Rhetoric of race at the crossroads of police reform
By Marc H. Morial, NNPA Columnist
“Much research points to the widespread existence of unconscious bias… We all – white and Black – carry various biases around with us. I am reminded of the song Everyone’s a Little Bit Racist from the Broadway hit, Avenue Q: ‘Look around and you will find no one’s really color blind. Maybe it’s a fact we all should face. Everyone makes judgments based on race.’” – FBI Director James Comey in his speech “Hard Truths: Law Enforcement and Race,” Feb 12, 2015
It was in the wake of the protest-fueled aftermaths of the high-profile killings of Black men at the hands of police officers, along with the execution-style murders of two New York City police officers, that the nation’s sitting FBI director marked an unprecedented first. FBI Director James Comey – addressing an auditorium full of Georgetown University students on the celebration of Abraham Lincoln’s birthday – delivered an unsparing, timely speech on the alarming state of policing in Black and Brown communities.
Comey, the son of Irish immigrants and the grandson of a police officer, addressed the historically-charged relationship between law enforcement and the communities of color they are sworn to serve and protect, and in doing so, gave his speech an authority that cannot be understated. In fact, he made a sizeable step towards inserting this much-needed analysis into our ongoing conversation on race in America.
Unfortunately, rhetoric, even candid rhetoric on the devastating impact of racism or unconscious racial bias in law enforcement, cannot stop a fatal bullet or bring back those we’ve lost. For Comey’s words to be more than acknowledgment of this dilemma, they must translate into policies that address the unsettling issue of police misconduct in minority communities.
Pointing to the ever-present influence of unconscious racial bias that seeps into the daily interactions between the police and minorities, Comey also recognized that “racial bias isn’t epidemic in law enforcement any more than it is epidemic in academia or the arts.” He is right on that score.
According to the Kirwan Institute for the Study of Race and Ethnicity, implicit racial bias “refers to the attitudes or stereotypes that affect our understanding, actions, and decisions in an unconscious manner.” The police, as well as the communities they serve, both come to the proverbial table with their implicit biases.
Implicit racial bias is not a figment of imagination, and acknowledging its existence can be the difference between life and death for all parties involved. Understanding this, Comey noted that “if we can’t help our latent biases, we can help our behavior in response to those instinctive reactions, which is why we work to design systems and processes that overcome that very human part of us all.”

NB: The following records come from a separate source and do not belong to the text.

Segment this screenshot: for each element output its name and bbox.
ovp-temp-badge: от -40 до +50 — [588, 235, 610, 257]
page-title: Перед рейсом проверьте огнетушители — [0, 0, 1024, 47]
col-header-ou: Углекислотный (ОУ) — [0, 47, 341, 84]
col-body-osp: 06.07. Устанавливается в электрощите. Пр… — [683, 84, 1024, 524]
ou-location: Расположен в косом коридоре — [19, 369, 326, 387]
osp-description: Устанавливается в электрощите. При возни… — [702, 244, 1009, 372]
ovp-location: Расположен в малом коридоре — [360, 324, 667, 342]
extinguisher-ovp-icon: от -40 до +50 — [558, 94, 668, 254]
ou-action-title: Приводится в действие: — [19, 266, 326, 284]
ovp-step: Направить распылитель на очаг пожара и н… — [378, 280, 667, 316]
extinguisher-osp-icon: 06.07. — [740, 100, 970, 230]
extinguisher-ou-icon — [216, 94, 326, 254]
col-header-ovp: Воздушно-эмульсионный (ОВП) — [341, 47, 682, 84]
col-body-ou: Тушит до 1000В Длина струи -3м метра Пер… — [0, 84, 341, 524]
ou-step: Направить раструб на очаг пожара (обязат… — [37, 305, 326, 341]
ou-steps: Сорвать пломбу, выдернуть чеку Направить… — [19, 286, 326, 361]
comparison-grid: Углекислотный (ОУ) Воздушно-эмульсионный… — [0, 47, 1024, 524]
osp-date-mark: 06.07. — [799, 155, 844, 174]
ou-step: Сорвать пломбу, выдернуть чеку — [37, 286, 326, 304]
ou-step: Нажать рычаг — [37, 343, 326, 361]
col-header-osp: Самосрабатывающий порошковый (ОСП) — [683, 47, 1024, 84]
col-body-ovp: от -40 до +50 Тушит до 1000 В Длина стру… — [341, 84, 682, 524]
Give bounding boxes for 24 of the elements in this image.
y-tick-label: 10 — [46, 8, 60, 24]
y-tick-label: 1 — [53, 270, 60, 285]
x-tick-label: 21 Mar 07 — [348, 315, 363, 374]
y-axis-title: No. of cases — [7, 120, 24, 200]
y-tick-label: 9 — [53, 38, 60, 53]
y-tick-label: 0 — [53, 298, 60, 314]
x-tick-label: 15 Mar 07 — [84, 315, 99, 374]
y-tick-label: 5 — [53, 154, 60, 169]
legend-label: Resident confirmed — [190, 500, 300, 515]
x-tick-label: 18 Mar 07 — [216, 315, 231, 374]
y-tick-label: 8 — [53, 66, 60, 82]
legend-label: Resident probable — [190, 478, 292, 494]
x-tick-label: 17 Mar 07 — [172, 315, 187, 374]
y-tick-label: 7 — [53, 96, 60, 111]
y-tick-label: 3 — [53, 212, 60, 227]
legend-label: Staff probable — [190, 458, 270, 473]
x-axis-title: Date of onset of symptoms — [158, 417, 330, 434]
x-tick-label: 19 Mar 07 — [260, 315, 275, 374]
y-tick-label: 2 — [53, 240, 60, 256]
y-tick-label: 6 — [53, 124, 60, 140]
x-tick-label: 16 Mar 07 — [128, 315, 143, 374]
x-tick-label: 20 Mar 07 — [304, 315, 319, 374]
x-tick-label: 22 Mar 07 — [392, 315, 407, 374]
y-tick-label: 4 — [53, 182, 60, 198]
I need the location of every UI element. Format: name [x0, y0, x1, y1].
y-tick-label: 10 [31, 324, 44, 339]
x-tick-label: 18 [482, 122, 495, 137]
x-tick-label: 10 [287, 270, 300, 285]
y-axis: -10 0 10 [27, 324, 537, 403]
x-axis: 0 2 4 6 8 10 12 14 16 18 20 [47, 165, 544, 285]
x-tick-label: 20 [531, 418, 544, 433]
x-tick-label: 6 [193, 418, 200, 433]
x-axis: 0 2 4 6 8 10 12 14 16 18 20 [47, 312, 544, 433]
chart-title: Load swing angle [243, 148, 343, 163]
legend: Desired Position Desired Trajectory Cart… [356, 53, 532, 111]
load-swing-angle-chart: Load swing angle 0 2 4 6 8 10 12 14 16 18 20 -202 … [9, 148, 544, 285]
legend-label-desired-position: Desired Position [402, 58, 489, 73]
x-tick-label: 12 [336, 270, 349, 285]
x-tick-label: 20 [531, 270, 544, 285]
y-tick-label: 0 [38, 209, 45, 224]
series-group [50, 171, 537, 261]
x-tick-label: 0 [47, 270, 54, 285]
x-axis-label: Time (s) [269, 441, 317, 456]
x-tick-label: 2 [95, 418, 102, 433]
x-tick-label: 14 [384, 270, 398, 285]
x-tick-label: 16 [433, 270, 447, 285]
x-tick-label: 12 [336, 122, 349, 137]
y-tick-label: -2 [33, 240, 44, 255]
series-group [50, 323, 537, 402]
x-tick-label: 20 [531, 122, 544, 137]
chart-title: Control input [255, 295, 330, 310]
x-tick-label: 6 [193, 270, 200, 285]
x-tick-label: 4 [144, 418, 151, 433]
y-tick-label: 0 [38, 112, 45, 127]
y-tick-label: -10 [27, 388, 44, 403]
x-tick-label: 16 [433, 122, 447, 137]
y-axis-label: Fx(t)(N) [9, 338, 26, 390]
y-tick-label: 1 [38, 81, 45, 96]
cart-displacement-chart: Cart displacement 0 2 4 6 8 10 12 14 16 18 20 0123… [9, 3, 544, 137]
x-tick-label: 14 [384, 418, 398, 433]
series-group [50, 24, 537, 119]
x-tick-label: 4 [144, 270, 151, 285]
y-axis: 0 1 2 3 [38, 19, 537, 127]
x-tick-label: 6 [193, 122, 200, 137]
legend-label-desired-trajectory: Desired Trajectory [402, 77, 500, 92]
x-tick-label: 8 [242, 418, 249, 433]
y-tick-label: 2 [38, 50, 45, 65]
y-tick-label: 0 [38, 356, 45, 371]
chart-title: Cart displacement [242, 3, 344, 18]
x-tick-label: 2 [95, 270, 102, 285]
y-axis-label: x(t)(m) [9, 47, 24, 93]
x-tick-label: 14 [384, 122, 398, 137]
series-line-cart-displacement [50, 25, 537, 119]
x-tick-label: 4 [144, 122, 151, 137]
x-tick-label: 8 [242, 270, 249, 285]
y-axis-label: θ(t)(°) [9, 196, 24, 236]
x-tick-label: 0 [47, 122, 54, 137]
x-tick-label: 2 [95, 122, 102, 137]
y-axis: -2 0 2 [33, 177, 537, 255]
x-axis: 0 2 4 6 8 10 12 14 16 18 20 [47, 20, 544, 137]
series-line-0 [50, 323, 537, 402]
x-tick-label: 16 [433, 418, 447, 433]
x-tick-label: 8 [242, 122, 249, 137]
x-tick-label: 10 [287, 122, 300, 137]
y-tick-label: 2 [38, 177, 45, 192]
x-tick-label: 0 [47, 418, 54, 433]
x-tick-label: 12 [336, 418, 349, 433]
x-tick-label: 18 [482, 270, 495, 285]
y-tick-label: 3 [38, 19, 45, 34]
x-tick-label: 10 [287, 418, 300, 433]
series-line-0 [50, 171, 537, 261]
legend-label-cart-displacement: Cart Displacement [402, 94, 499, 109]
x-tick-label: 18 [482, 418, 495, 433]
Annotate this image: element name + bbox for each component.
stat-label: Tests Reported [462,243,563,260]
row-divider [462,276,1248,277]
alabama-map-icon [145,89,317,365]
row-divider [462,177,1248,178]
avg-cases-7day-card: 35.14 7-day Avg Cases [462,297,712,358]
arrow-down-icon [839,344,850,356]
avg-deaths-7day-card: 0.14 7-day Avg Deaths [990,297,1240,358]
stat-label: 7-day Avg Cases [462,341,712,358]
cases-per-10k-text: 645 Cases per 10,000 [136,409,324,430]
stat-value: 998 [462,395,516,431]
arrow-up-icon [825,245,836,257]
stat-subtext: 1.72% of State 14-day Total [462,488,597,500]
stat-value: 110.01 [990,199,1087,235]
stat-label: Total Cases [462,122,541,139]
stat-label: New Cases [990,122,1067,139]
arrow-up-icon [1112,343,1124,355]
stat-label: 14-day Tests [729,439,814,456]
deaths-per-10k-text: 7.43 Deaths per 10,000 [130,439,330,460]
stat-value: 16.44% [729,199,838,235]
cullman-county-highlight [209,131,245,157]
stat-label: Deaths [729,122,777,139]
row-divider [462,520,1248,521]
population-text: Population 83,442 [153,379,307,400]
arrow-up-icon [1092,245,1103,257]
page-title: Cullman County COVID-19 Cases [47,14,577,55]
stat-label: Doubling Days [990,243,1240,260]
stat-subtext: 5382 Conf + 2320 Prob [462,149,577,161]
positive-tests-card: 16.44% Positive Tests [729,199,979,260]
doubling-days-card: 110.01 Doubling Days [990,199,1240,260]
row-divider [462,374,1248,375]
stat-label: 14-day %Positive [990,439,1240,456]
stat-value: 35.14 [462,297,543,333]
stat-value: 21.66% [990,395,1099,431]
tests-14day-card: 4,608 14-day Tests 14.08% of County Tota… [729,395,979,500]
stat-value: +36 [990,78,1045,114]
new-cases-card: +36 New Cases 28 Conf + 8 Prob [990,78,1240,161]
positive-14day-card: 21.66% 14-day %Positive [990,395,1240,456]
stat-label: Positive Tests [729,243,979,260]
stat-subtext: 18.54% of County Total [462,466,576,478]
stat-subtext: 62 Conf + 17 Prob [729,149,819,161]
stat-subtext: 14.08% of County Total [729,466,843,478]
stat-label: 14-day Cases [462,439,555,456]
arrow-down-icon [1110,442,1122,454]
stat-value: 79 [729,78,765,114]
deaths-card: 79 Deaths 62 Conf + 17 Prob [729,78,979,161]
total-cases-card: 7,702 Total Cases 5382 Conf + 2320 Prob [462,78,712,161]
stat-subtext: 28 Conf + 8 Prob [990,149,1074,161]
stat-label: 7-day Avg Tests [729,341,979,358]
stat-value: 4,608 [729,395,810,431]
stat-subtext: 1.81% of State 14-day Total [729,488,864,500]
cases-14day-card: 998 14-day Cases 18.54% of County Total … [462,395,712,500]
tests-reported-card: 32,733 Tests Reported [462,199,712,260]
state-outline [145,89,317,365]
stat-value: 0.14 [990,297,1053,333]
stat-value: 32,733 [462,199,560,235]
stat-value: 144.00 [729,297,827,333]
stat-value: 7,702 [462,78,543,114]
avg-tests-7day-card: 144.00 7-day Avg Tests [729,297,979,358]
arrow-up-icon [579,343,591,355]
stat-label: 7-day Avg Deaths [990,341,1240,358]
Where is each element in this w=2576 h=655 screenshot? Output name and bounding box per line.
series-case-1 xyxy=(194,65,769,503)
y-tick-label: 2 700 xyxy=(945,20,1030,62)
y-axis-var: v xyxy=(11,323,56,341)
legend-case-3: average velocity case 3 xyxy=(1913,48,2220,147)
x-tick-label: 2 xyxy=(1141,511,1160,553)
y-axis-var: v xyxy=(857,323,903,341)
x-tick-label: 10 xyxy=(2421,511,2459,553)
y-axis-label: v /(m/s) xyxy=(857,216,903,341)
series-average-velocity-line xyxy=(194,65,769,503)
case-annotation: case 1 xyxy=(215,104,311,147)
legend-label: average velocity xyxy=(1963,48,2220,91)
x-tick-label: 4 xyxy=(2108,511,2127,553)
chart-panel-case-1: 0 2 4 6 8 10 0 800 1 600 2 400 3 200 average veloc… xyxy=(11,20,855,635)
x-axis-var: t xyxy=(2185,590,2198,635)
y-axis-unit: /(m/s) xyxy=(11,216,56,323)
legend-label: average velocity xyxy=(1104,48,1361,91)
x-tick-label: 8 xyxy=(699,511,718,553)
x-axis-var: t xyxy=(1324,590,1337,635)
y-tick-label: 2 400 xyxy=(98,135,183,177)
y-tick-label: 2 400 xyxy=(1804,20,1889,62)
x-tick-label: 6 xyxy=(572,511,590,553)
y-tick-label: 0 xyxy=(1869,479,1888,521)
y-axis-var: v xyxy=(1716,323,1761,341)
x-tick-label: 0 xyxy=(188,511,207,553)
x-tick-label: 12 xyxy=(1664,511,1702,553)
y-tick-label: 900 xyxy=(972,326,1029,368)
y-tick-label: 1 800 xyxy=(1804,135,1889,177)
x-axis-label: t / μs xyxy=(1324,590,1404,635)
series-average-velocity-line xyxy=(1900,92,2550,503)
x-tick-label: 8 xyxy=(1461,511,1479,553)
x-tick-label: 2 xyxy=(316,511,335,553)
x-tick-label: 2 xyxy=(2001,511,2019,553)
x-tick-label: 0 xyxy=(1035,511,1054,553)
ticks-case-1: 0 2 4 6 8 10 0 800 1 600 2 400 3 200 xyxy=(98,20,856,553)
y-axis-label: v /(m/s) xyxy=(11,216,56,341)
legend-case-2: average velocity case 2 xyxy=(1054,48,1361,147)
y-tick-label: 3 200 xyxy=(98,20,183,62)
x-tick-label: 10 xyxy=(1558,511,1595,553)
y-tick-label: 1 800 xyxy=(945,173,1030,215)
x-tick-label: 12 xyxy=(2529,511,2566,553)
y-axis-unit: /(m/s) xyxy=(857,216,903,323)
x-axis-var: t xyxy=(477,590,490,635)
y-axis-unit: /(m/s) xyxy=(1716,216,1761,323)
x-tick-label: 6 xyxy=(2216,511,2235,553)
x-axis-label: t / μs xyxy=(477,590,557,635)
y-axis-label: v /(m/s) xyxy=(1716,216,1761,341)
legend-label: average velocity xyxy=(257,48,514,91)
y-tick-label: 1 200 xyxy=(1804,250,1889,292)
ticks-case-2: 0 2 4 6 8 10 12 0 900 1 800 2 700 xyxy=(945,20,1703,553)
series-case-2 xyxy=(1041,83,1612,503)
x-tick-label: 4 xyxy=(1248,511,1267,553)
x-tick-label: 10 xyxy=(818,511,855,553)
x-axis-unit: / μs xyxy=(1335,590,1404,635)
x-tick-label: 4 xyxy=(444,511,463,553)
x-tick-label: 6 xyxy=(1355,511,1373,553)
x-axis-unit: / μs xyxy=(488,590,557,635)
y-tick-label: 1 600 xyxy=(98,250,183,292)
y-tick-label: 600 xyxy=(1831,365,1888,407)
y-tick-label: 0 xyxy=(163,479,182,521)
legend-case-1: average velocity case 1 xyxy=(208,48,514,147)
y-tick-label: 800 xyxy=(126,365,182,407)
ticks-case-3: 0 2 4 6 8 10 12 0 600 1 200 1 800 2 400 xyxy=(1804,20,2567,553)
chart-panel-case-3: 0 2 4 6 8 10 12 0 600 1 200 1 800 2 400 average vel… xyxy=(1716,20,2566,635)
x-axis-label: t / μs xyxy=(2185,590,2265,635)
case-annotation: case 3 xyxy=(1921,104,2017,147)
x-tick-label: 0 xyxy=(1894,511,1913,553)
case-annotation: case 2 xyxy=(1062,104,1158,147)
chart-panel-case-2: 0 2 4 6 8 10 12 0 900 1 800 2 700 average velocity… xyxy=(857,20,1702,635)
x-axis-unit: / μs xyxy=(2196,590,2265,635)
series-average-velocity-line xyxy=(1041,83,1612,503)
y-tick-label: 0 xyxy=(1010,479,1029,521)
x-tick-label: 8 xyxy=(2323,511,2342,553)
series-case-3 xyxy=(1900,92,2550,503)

I applaud the FBI director for calling on the nation’s law enforcement community to do more than simply acknowledge the problem, but to also act on the knowledge we have. In November 2014, the National Urban League released our “10-Point Justice Plan for Police Reform and Accountability.” Among other recommendations, such as outfitting police officers with body cameras and a national comprehensive anti-racial profiling law, we advocated comprehensive retraining of all police officers. We understood then, as we do now, that without addressing implicit racial bias, there is no policing tactic or theory that will change the status quo of law enforcement in Black and Brown neighborhoods.
Comey’s other policy recommendations, including the better and wider collection of data in police-involved shootings and increasing the dialogue between police and the communities they serve, are also initiatives that we put forward in our 10-Point Plan. The plan also called for the implementation of a 21st century community policing model as well as mandatory, uniform FBI reporting and audit of lethal force incidents involving all law enforcement.
While our nation’s conversation on race relations both within and beyond the borders of law enforcement is one we have engaged in for decades. Comey’s voice and ideas are welcomed ones in the ongoing fight for racial equality and justice. But, of course, we need more than voices or ideas; we need a real commitment to policy change that trickles down to police academies, precincts and sheriffs’ offices around this nation.
America is at a crossroads.
We can choose to face and change the legacy of distrust of law enforcement in communities of color and vice versa. We can choose to heal the wounds of that legacy and promote dialogue within these communities and with those charged with their protection. As Comey concluded, quoting Dr. Martin Luther King, Jr., “We must all learn to live together as brothers, or we will all perish together as fools.”